While a deferred sentence is a useful tool in the context of a single prosecution and defendant pleads guilty to one of two different offenses, it is of no use in the context of multiple or separate prosecutions. This is because under § 609.02, subd. 5, a defendant stands convicted of an offense once he has pleaded guilty and his plea has been "accepted and recorded" by the court. In other words, once the defendant's plea is accepted and recorded, then defendant has been prosecuted for purposes of § 609.035 and any further prosecutions for offenses arising from the same behavioral incident are barred unless there has been a waiver by defendant of the protection against multiple prosecution. Thus, the deferral of sentencing by the county court in this case did not foreclose defendant's claim that prosecution of the felony charge was barred by § 609.035.

2. This brings us to the question of whether the unauthorized-use charge arose out of the same behavioral incident as the misdemeanor offenses of driving while under the influence and driving without a license to which defendant pleaded guilty. We hold that it did not.
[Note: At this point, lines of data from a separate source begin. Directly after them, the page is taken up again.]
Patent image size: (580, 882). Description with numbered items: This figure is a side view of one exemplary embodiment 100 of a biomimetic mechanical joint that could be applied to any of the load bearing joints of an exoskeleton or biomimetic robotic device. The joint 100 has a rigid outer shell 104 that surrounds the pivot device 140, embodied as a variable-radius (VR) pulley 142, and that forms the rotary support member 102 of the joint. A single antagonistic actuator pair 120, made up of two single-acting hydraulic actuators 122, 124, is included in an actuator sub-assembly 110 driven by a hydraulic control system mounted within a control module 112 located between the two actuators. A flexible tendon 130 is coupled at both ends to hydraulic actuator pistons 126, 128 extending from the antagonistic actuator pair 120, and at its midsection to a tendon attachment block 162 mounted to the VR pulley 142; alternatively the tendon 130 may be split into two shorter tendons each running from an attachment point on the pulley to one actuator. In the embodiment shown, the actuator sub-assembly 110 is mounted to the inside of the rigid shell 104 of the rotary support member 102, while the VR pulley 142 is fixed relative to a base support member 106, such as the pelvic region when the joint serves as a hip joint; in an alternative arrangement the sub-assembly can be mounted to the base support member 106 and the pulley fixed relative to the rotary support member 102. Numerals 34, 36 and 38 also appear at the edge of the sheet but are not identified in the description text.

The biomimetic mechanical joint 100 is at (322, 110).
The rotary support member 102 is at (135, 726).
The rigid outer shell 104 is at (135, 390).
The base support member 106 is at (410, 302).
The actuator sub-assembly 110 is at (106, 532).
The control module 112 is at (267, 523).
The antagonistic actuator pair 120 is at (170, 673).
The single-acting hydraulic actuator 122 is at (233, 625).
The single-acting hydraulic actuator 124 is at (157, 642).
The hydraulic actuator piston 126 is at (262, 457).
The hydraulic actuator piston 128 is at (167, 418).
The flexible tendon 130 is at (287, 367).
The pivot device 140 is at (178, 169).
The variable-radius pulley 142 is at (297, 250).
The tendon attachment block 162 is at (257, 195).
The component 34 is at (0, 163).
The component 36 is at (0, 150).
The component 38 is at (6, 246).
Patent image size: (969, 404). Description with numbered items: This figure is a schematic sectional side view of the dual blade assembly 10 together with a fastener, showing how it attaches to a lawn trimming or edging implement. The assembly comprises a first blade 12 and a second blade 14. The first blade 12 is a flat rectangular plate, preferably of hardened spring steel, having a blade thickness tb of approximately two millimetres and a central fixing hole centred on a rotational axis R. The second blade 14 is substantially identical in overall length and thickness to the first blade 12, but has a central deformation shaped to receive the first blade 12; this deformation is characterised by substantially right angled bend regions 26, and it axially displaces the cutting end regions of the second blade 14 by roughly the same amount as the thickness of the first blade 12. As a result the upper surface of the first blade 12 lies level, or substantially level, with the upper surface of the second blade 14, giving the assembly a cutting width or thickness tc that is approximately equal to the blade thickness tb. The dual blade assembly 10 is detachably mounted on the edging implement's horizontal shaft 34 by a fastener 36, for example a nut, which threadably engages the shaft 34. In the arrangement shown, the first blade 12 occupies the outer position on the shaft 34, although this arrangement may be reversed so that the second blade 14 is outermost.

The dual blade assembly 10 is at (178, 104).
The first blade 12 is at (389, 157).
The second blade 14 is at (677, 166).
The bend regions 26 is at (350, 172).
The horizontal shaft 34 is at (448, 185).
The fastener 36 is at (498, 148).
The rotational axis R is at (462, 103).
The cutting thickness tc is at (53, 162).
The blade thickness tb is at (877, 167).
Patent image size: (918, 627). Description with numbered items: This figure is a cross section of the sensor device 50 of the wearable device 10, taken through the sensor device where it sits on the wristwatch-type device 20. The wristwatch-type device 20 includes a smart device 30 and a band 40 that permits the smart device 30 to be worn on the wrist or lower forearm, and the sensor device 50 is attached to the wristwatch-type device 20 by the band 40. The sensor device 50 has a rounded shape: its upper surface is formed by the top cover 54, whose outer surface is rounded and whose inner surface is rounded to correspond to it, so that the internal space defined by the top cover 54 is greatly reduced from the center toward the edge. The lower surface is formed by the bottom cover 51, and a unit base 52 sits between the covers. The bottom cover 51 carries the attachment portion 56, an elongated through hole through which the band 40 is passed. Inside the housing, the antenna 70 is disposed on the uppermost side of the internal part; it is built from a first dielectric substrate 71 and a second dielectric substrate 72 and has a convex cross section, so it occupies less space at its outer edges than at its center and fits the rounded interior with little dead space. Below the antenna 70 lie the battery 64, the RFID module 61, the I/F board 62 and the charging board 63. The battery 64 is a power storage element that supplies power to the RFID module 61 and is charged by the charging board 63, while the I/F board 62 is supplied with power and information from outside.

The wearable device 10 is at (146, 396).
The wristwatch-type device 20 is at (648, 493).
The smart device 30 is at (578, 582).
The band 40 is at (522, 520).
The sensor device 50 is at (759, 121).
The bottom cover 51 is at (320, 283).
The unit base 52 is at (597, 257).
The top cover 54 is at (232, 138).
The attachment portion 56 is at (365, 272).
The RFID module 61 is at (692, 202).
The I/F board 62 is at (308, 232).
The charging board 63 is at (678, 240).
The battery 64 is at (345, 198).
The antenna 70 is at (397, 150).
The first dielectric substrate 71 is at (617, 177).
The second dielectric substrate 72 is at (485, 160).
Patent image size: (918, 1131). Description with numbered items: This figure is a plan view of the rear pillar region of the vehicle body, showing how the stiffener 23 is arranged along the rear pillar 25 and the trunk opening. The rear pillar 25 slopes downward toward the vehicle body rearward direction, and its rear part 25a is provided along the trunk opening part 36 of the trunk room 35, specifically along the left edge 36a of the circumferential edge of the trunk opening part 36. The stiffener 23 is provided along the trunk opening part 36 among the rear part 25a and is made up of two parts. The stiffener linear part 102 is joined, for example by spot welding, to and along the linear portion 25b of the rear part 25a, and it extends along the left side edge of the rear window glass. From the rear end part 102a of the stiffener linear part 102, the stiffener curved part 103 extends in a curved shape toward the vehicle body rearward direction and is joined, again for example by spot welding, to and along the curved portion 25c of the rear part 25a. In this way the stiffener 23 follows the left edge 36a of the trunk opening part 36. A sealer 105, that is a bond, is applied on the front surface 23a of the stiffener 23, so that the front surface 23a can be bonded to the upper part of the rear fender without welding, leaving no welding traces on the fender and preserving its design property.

Unauthorized use is an intentional crime whereas the two misdemeanor charges are not. Therefore, the test to be applied in determining whether the offenses arose from a single behavioral incident is whether the offense "[arose] out of a continuing and uninterrupted course of conduct, manifesting an indivisible state of mind or coincident errors of judgment." See, State v. Krech, supra; State v. Finn, 295 Minn. 520, 203 N.W.2d 114 (1972); State v. Kooiman, 289 Minn. 439, 185 N.W.2d 534 (1971).

In the Kooiman case the defendant was convicted of drunkenness, an intentional crime at that time, and thereafter was charged with the nonintentional crime of criminal negligence. We held that defendant's states of mind and judgment were not indivisibly connected and that the two charges were independent of each other except for an approximate unity of time and the possible effect of defendant's drinking on the quality of his driving. A similar case is State v. Murphy, 277 Minn. 355, 152 N.W.2d 507 (1967), although in that case the two crimes (intoxication and unauthorized use) were both intentional crimes.

In the Finn case the defendant pleaded guilty to unauthorized use, an intentional crime, and thereafter a prosecution for reckless driving was commenced. We affirmed a dismissal of the second prosecution because the two offenses occurred during a continuous and uninterrupted course of driving, and defendant's improper appropriation of the car together with his reckless driving to avoid apprehension evidenced an indivisible state of mind to use his vehicle without being held responsible for its use.

In the Krech case the defendant pleaded guilty in county court to a number of misdemeanor *353 charges (including driving after revocation, driving while under the influence, and reckless driving) and then moved to dismiss felony charges in district court of aggravated assault and obstructing legal process. Relying on the Finn case, we held that the felony charges arose out of the same behavioral incident as the misdemeanor offenses because they were the result of a continuous course of conduct with defendant committing the felonies in order to avoid apprehension on the other charges.

In the instant case the state admits that the violations occurred during a continuous course of driving, as in Finn. The difficult part of the test is in determining whether the course of conduct manifests an indivisible state of mind. Although the issue is close, we conclude that the motivations underlying the misdemeanor violations were essentially different from the motivation underlying the offense of unauthorized use, and therefore we hold that the unauthorized-use offense did not arise from the same behavioral incident as the misdemeanor offenses.

Reversed and remanded. Defendant is awarded $150 in attorneys fees pursuant to Rule 29.03, subd. 2(8), Rules of Criminal Procedure.